The report, conducted during the coronavirus pandemic, resurfaced on social media in the wake of the High Court’s decision that held that it is “‘virtually certain’ that the landlords who claimed the centers for Disease Control exceeded its legal authority would win” in legal proceedings.

The Urban Institute report used a survey from Avail, a real estate resource for landlords, “to understand how landlords are managing this crisis and to identify racial and ethnic differences.”

“We worked with Avail to develop questions for its August survey to understand how landlords are managing this crisis and to identify racial and ethnic differences,” the Institute report said.

The report said, in part:

We found that Black and Hispanic landlords are struggling to pay their mortgages more than white landlords and are more apt to take mortgage forbearance. Despite the struggles, Black and Hispanic landlords are more likely to offer their tenants a rent payment plan, suggesting these landlords are dedicated to keeping their tenants.

More than one-third of the landlords surveyed earn the majority of their income from their rental properties, but Black and Hispanic landlords have lower incomes, own fewer properties, and are more likely to have a mortgage than own their building outright. As a result, Black and Hispanic landlords are more likely to struggle to make their mortgage payments.

There is a 10 percentage-point gap between the shares of white and Black landlords with incomes below $75,000 and a slightly smaller gap between white and Hispanic landlords. Nearly half of Hispanic landlords own only one property and 40 percent of Black landlords own only one property (versus 32 percent of white landlords). White landlords have five or more properties more often as well. Owning fewer properties makes it harder to diversify risk and increases the financial volatility of rental income when a crisis hits.

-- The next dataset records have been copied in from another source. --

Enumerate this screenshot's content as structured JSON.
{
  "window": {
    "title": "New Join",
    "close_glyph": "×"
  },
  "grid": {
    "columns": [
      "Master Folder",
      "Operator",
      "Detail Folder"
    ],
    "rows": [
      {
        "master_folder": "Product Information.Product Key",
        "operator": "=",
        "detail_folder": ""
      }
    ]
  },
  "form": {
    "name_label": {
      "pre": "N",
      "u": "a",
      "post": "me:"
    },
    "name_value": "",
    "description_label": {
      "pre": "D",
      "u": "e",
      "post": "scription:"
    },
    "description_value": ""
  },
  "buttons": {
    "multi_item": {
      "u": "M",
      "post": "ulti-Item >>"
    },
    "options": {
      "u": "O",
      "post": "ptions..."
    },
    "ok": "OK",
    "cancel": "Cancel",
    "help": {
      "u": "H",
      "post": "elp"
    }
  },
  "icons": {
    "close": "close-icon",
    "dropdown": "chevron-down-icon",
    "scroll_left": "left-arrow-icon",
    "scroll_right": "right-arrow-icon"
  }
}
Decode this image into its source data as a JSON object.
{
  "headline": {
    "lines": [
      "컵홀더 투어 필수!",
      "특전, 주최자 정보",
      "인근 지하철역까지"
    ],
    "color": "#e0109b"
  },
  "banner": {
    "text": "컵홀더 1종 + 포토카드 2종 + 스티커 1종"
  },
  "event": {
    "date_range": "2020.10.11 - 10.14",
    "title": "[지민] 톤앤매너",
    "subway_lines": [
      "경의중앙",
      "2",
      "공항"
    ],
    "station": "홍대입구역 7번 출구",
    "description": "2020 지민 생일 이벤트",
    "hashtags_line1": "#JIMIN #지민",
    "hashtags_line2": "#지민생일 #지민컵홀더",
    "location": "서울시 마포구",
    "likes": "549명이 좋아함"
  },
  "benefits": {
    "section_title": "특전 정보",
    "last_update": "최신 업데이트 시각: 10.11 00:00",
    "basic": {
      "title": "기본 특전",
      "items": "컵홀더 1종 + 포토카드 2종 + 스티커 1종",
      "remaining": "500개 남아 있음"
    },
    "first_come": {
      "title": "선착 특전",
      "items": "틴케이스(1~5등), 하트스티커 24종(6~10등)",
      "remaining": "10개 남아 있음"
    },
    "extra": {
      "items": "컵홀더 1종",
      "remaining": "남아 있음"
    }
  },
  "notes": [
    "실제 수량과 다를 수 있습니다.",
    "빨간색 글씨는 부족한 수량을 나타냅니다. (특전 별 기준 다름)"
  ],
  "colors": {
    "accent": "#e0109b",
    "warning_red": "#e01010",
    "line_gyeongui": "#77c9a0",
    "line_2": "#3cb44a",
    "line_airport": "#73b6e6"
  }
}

The Avail survey found the black and Hispanic landlords are more likely to own two-to-four-unit properties, which often house less affluent tenants and tenants with jobs at higher risk of layoffs because of the pandemic.

“The extension of eviction moratoriums will help tenants stay in their homes longer,” the Urban Institute report concluded, “but for many landlords who are struggling to make their mortgage payments and are disproportionately people of color, there needs to be additional policies to alleviate their financial burdens.”